Before we start trading bitcoin, we should do our own research. What is bitcoin? Is it worth to trade it? What strategy should I use?
Many people may think trading is easy, just buy at low and sell at high. It seems that saying is always easier than doing. However, in the most cases traders are losing money although they know this basic rules for trading. But why does people still lose money from trading? What is appropriate price to buy in? What is the right time to sell out? It seems complicated. It is all about trading skills. In this article I will present you some ways of trading strategies or tools used by most traders. Hopefully you could learn from it.
1. Buy low and Sell high
Investors buy low at the time of crashing or fair price, then holding them for long term in which the price fluctuation risk will be mitigated. We could see the all time price chart below, bitcoin price reached to the top $1200 at the end of 2013, then fell down afterwards. Now the price rebound to that level again. Many people anticipate it could pass that level and go up all the way.

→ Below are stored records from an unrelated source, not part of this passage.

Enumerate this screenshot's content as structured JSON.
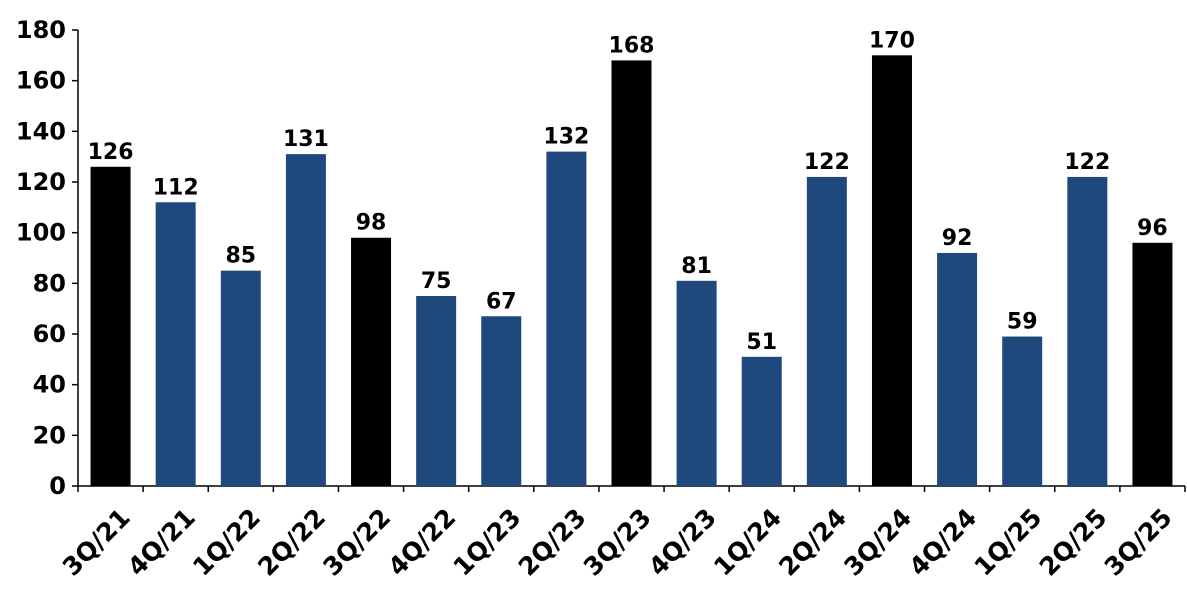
{
  "chart_data": {
    "type": "bar",
    "title": "",
    "xlabel": "",
    "ylabel": "",
    "ylim": [
      0,
      180
    ],
    "yticks": [
      0,
      20,
      40,
      60,
      80,
      100,
      120,
      140,
      160,
      180
    ],
    "grid": false,
    "legend": "none",
    "categories": [
      "3Q/21",
      "4Q/21",
      "1Q/22",
      "2Q/22",
      "3Q/22",
      "4Q/22",
      "1Q/23",
      "2Q/23",
      "3Q/23",
      "4Q/23",
      "1Q/24",
      "2Q/24",
      "3Q/24",
      "4Q/24",
      "1Q/25",
      "2Q/25",
      "3Q/25"
    ],
    "values": [
      126,
      112,
      85,
      131,
      98,
      75,
      67,
      132,
      168,
      81,
      51,
      122,
      170,
      92,
      59,
      122,
      96
    ],
    "highlighted": [
      true,
      false,
      false,
      false,
      true,
      false,
      false,
      false,
      true,
      false,
      false,
      false,
      true,
      false,
      false,
      false,
      true
    ],
    "colors": {
      "highlight": "#000000",
      "default": "#1f497d",
      "axis": "#000000"
    }
  }
}
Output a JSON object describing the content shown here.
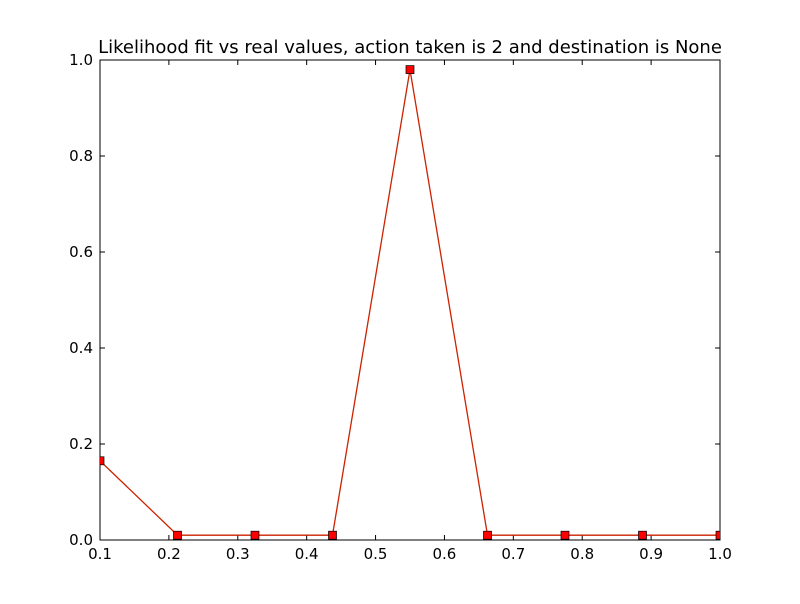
{
  "chart_data": {
    "type": "line",
    "title": "Likelihood fit vs real values, action taken is 2 and destination is None",
    "xlabel": "",
    "ylabel": "",
    "xlim": [
      0.1,
      1.0
    ],
    "ylim": [
      0.0,
      1.0
    ],
    "xticks": [
      "0.1",
      "0.2",
      "0.3",
      "0.4",
      "0.5",
      "0.6",
      "0.7",
      "0.8",
      "0.9",
      "1.0"
    ],
    "xtick_values": [
      0.1,
      0.2,
      0.3,
      0.4,
      0.5,
      0.6,
      0.7,
      0.8,
      0.9,
      1.0
    ],
    "yticks": [
      "0.0",
      "0.2",
      "0.4",
      "0.6",
      "0.8",
      "1.0"
    ],
    "ytick_values": [
      0.0,
      0.2,
      0.4,
      0.6,
      0.8,
      1.0
    ],
    "grid": false,
    "series": [
      {
        "color": "#ff0000",
        "line_color": "#cc2200",
        "marker": "square",
        "x": [
          0.1,
          0.2125,
          0.325,
          0.4375,
          0.55,
          0.6625,
          0.775,
          0.8875,
          1.0
        ],
        "y": [
          0.165,
          0.01,
          0.01,
          0.01,
          0.98,
          0.01,
          0.01,
          0.01,
          0.01
        ]
      }
    ]
  }
}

Some long term traders will take up the opportunities of the black swan events, like Chinese Government Bans Financial Institutions From Using Bitcoin, bitfinex hack, Mt.Gox collapes, the change of government policies etc.
Whoever buys it up at this time and hold it in the future will make a great fortune. Bitcoin market is not robust enough to avoid the happening of such events. It is down to the ordinary investors who make decision to dump or stack up it. It is all proved at the price chart after the events. The price will bounce back previous level, even higher. It is known that bitcoin is new revolutionary technology, future’s money. As the decentralized blockchain technology develops and its ecosystem matures, people gradually adopt, use it and forgot the previous events.
2. Swing Trading or Trend Following
Traders could do this kind of trades manually or through trading bot within limited time frame, like within hours, days, couple of days etc. Experienced Traders are using fundamental or technical ways analysis to find the opportunities of opening orders. Their goal is to earn quick profit in short time.
For technical analysis, users are studying price movement chart and getting some trading signals from some indicators, like Exponential Moving Average, MACD, Bollinger etc, which requires a lot of knowledge and trading experiences.
Some people relies on trading bot through predefined parameters (algorithm), which automatically open and close the positions, boost the order speed without intervention. Even with tiny bit of profit margin like 0.1%, 0.3% (exclude the trading cost), with the trading bot, hundreds of orders will be placed daily, Even you are in the sleep, the trading bot is still working. To get more than 7% profit margin is not that difficult. It is specially fit to the swing chart or uptrend market.
Some examples will be available below:
Buy when the price stays below the EMA1 and EMA2, sell at the price based on the buy price and the set profit margin.
Another analysis is fundamental and more likely related to news and the trends, which are affecting the price. Traders need to have the knowledge, skill, experience and understanding of the underlying events forming the value of the market you’re trying to involve yourself in.
Technical and fundamental analysis has the same concept with traditional way of trading, like forex, gold, stock etc. Traditional trading theory could be applied to bitcoin market easily. The different is just the market and investment instrument.
3. Leveraged trading
There are some bitcoin derivatives available on the market, like leverage trading(margin trading), bitcoin swaps, bitcoin future contract, bitcoin binary option etc.
Traders may feel the market forms its trend and could earn a lot of money if they have more capital to trade with. For margin trading, traders are able to borrow money from the platforms (some exchanges provide this type of trading, like Bitfinex, Poloniex) and opening larger positions (could be long or short ) to speculate the short term price movement. For example bitcoin price is $1000. A trader borrows $3000 and buys 3BTC. He sells 3BTC when the price is up to $1200. He earns $600 minus $30 interest after paying back the loan. So his profit is $570.
Traders are opening the orders or buying the contracts with provided leveraged money, which could multiplies the profit or loss a few times higher from the rise or fall in price. This could be very profitable, or there are high possibilities that you are against the market and take the loss. So I don’t recommend this type of trades to new traders. Traders could use the above strategies for this type of trades, there is no difference.
4. Arbitrage Trading
Bitcoin arbitrage trading is to buy bitcoins at lower price in one exchange and to sell them at higher price in another exchange simultaneously. Different exchanges’ price is not synchronized at any point of time. Due to the different trading volume and market condition in their region, the price could vary at the most times between them. This could present the best arbitrage opportunities in front of the traders. There is a good article about how to do arbitrage trading.
Summary, there is no easy way to learn bitcoin trading. Besides learning trading theory, practical trading experience is important. Every one has to build his own trading rules and insist on implementing them corresponding with the market situations. Another factor to be successful traders is the state of psychology. We shouldn’t be greedy when we make money. What we should do is to close the position once target price reaches. We shouldn’t be fear when the market turns against our position. What we should do is to exit the position without loss expands too much.